The approach to restoring an acquired image which is degraded or unclear either due to acquisition device or subject movement during image acquisition, divides in two categories:                Deconvolution where an image degradation kernel, for example, a point spread function (PSF) is known; and        Blind deconvolution where motion parameters are unknown.        
Considering blind deconvolution (which is the most often case in real situations), there are two main approaches:                identifying motion parameters, such as PSF separately from the degraded image and using the motion parameters later with any one of a number of image restoration processes; and        incorporating the identification procedure within the restoration process. This involves simultaneously estimating the motion parameters and the true image and it is usually done iteratively.        
The first blind deconvolution approach is usually based on spectral analysis. Typically, this involves estimating the PSF directly from the spectrum or Cepstrum of the degraded image. The Cepstrum of an image is defined as the inverse Fourier transform of the logarithm of the spectral power of the image. The PSF (point spread function) of an image may be determined from the cepstrum, where the PSF is approximately linear. It is also possible to determine, with reasonable accuracy, the PSF of an image where the PSF is moderately curvilinear. This corresponds to even motion of a camera during exposure. It is known that a motion blur produces spikes in the Cepstrum of the degraded image.
So, for example, FIG. 5a shows an image of a scene comprising a white point on a black background which has been blurred to produce the PSF shown. (In this case, the image and the PSF are the same, however, it will be appreciated that for normal images this is not the case.) FIG. 5b shows the log of the spectrum of the image of FIG. 5a, and this includes periodic spikes in values in the direction 44 of the PSF. The distance from the center of spectrum to the nearest large spike value is equal to the PSF size. FIG. 5c shows the Cepstrum of the image, where there is a spike 40 at the centre and a sequence of spikes 42. The distance between the center 40 and the first spike 42 is equal to the PSF length.
Techniques, for example, as described at M. Cannon “Blind Deconvolution of Spatially Invariant Image Blurs with Phase” published in IEEE Transactions on Acoustics, Speech, and Signal Processing, Vol. ASSP-24, NO. 1, February 1976 and refined by R. L. Lagendijk, J. Biemond in “Iterative Identification and Restoration of Images”, Kluwer Academic Publishers, 1991 involve searching for those spikes in a Cepstrum, estimating the orientation and dimension of the PSF and, then, reconstructing the PSF from these parameters. This approach is fast and straight-forward, however, good results are usually generally achieved only for uniform and linear motion or for out of focus images. This is because for images subject to non-uniform or non-linear motion, the largest spikes are not always most relevant for determining motion parameters.
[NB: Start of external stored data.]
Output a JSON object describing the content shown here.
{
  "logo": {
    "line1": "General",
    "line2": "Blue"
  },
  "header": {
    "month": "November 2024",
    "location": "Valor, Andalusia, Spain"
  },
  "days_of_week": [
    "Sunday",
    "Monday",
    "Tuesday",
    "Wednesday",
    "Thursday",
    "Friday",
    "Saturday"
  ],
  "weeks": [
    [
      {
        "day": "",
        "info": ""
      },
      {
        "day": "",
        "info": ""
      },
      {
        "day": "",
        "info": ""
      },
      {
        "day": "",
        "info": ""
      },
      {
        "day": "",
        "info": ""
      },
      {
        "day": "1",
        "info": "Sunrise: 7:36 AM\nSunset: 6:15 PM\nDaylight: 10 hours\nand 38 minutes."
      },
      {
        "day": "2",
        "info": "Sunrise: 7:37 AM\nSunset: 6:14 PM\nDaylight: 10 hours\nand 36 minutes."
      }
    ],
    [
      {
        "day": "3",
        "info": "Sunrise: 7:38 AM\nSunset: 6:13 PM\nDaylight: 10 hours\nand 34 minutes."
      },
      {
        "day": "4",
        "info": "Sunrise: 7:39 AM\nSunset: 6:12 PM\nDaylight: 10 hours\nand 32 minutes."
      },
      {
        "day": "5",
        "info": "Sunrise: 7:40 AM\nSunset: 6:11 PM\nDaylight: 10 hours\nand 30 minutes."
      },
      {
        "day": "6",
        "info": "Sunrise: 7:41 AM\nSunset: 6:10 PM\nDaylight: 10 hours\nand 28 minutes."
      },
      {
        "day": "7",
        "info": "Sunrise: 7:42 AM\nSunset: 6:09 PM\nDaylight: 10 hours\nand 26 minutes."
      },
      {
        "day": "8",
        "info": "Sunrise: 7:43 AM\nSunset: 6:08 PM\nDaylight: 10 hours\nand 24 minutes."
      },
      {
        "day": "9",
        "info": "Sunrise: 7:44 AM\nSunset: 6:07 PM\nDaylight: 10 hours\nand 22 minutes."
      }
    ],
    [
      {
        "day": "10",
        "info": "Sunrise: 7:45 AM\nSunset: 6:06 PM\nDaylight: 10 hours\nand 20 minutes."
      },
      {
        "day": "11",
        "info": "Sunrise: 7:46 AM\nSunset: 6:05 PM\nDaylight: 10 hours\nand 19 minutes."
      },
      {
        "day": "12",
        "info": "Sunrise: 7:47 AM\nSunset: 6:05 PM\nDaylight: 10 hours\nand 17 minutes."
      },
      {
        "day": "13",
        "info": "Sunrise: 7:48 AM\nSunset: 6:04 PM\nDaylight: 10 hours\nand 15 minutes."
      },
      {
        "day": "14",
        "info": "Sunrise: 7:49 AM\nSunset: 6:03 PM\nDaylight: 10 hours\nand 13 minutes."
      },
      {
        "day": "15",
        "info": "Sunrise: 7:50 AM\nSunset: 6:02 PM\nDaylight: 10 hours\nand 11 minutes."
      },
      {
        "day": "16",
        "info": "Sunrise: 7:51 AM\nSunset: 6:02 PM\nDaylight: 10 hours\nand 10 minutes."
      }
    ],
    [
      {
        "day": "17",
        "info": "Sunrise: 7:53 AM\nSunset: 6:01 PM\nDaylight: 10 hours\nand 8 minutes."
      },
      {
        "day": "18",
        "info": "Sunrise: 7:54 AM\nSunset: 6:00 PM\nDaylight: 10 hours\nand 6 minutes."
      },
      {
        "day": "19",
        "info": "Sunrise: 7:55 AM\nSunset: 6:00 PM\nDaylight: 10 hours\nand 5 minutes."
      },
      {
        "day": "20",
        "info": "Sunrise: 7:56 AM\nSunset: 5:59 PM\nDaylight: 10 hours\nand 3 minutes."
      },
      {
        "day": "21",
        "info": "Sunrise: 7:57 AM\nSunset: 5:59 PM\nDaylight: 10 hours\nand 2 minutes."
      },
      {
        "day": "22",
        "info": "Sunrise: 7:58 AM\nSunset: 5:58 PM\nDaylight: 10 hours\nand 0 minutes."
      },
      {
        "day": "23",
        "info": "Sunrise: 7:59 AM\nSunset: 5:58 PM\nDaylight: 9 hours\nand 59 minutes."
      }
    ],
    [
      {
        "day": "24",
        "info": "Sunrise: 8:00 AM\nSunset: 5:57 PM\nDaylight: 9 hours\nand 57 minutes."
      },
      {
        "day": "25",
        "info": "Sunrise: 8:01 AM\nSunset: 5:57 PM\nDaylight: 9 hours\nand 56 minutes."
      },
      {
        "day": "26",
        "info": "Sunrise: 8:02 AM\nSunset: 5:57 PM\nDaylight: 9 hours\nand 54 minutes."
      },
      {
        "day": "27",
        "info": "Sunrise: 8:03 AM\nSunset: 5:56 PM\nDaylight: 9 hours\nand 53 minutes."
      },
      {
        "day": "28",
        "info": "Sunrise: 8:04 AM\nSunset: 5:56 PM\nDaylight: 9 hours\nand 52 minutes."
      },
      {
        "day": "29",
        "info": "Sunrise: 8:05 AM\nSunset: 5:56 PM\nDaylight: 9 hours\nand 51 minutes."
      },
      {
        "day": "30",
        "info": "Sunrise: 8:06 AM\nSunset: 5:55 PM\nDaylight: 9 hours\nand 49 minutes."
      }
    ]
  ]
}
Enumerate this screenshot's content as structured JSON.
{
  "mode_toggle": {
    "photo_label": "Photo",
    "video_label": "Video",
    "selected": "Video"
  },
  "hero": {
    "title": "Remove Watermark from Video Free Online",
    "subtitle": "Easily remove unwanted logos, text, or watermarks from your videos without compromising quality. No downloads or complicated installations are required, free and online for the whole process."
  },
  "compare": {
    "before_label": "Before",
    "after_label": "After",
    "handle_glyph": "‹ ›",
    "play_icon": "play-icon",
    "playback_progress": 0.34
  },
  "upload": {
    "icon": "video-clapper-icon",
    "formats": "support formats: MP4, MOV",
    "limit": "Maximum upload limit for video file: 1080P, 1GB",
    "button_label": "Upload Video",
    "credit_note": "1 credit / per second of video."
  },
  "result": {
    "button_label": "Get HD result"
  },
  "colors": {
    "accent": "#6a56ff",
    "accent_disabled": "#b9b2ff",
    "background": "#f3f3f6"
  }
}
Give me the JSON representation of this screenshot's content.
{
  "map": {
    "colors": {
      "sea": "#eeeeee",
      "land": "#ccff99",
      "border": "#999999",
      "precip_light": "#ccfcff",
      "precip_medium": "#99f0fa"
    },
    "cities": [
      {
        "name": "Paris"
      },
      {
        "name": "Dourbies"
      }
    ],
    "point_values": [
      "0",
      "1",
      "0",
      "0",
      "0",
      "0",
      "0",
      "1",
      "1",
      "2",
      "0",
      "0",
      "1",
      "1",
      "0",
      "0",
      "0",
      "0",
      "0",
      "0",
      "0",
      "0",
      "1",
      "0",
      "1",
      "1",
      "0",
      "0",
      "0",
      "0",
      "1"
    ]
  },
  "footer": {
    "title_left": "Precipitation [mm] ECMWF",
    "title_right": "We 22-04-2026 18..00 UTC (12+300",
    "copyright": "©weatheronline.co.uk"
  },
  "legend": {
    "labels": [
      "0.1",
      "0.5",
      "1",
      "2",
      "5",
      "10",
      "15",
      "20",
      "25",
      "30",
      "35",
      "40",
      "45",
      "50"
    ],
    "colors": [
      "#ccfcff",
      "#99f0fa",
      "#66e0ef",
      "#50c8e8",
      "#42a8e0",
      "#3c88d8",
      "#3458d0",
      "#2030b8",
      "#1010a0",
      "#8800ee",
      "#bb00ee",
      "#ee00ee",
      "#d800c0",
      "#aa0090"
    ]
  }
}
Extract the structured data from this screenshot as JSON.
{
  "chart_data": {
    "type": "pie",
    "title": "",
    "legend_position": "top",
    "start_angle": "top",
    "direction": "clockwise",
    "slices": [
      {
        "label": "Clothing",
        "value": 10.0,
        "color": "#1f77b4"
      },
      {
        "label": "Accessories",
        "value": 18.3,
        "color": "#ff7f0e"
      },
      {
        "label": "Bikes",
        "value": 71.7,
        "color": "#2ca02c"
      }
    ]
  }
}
A second blind deconvolution approach involves iterative methods, convergence algorithms, and error minimization techniques. Usually, acceptable results are only obtained either by restricting the image to a known, parametric form (an object of known shape on a dark background as in the case of astronomy images) or by providing information about the degradation model. These methods usually suffer from convergence problems, numerical instability, and extremely high computation time and strong artifacts.
A CMOS image sensor may be built which can capture multiple images with short exposure times (SET images) as described in “A Wide Dynamic Range CMOS Image Sensor with Multiple Short-Time Exposures”, Sasaki et al, IEEE Proceedings on Sensors, 2004, 24-27 Oct. 2004 Page(s):967-972 vol. 2.
Multiple blurred and/or undersampled images may be combined to yield a single higher quality image of larger resolution as described in “Restoration of a Single Superresolution Image from Several Blurred, Noisy and Undersampled Measured Images”, Elad et al, IEEE Transactions on Image Processing, Vol. 6, No. 12, December 1997.